O reitor da Ufac, Josimar Ferreira, reuniu-se com membros da comissão responsável pela proposta de criação do curso de Farmácia. O encontro ocorreu nesta segunda-feira, 31, na sala de reuniões da Reitoria, visando consolidar o Projeto Político-Pedagógico da nova graduação, além de homenagear, com a entrega, pela Federação Nacional dos Farmacêuticos (Fenafar), de Menção Honrosa ao reitor e a pessoas cujo empenho culminou na abertura do curso.

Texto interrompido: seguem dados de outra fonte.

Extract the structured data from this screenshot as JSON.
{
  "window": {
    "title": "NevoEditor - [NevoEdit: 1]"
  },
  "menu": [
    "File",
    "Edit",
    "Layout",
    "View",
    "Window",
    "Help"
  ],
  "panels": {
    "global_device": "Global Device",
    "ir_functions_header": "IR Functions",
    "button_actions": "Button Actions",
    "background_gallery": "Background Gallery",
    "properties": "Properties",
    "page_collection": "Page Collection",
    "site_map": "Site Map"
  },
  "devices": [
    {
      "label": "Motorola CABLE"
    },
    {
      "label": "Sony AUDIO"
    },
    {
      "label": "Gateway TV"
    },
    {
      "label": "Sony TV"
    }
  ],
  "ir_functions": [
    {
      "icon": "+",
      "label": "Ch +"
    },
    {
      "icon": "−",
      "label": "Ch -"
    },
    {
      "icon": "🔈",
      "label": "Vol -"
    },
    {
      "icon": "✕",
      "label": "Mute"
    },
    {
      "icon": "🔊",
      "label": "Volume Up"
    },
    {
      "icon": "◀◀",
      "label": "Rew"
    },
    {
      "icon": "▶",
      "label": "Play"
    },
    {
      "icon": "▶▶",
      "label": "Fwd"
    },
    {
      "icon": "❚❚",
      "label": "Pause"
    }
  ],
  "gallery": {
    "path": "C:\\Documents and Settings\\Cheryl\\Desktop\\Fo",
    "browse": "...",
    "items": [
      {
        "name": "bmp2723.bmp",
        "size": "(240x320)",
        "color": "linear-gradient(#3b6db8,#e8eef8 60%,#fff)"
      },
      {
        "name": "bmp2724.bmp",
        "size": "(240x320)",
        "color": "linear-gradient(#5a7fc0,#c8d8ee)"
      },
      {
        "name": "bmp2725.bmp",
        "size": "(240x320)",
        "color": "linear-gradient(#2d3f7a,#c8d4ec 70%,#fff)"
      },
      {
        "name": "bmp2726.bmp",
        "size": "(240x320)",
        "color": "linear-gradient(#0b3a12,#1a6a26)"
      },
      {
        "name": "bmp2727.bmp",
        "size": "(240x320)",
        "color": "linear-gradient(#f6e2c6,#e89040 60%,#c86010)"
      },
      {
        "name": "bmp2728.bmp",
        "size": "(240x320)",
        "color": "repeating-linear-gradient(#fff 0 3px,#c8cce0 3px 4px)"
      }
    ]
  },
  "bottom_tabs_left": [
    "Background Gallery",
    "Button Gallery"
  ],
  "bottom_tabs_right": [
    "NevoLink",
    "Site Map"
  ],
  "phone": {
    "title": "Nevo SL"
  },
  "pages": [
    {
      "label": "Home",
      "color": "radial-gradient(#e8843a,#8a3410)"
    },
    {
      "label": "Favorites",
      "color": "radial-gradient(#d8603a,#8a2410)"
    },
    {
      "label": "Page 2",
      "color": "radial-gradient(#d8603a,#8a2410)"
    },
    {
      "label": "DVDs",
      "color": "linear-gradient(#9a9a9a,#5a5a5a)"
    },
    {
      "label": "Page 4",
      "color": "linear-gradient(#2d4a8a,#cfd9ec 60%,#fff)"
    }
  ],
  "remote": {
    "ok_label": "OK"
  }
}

A iniciativa faz parte do programa Universidades Transformadoras, pactuada com o Ministério da Educação (MEC). O curso prevê a oferta de 50 vagas para estudantes e liberação de 11 códigos de vagas para professores. A aula inaugural e início das atividades acadêmicas estão previstos entre 2028 e 2029.

“Esse é um curso que se assenta fortemente na demanda de conhecer os bioativos da floresta amazônica e transformar esse conhecimento em riqueza, patentes, inovação e qualidade de vida para a sociedade”, disse Josimar Ferreira. Além disso, ele ressaltou a necessidade de conectar o novo curso às estruturas já consolidadas da Ufac, otimizando disciplinas e espaços curriculares em conjunto com as áreas de saúde e química.

A presidente da comissão de criação do curso, Andréia Andrade, lembrou que o projeto começou em 2011. “Hoje nos reunimos com a perspectiva de viabilizar a abertura do curso diante do que já temos na instituição. Nosso objetivo é ofertar uma formação generalista, com investimento otimizado na estrutura existente e com forte inserção na pesquisa e extensão, aproveitando a nossa biodiversidade e criando caminho para futuros programas de pós-graduação.”

Também participaram da reunião representantes externos da categoria profissional, como a ex-conselheira federal, membro da comissão e diretora de Relações Institucionais da Fenafar, Isabela de Oliveira Sobrinho. “Acompanhei a busca por esse projeto pedagógico desde o início e ver essa etapa final é um avanço enorme”, pontuou. “É um trabalho a muitas mãos para trazer o melhor para a Ufac. Trata-se de um curso de grande magnitude, focado em tecnologias de medicamentos e em pesquisas com nossas plantas nativas para gerar qualidade de vida à população.”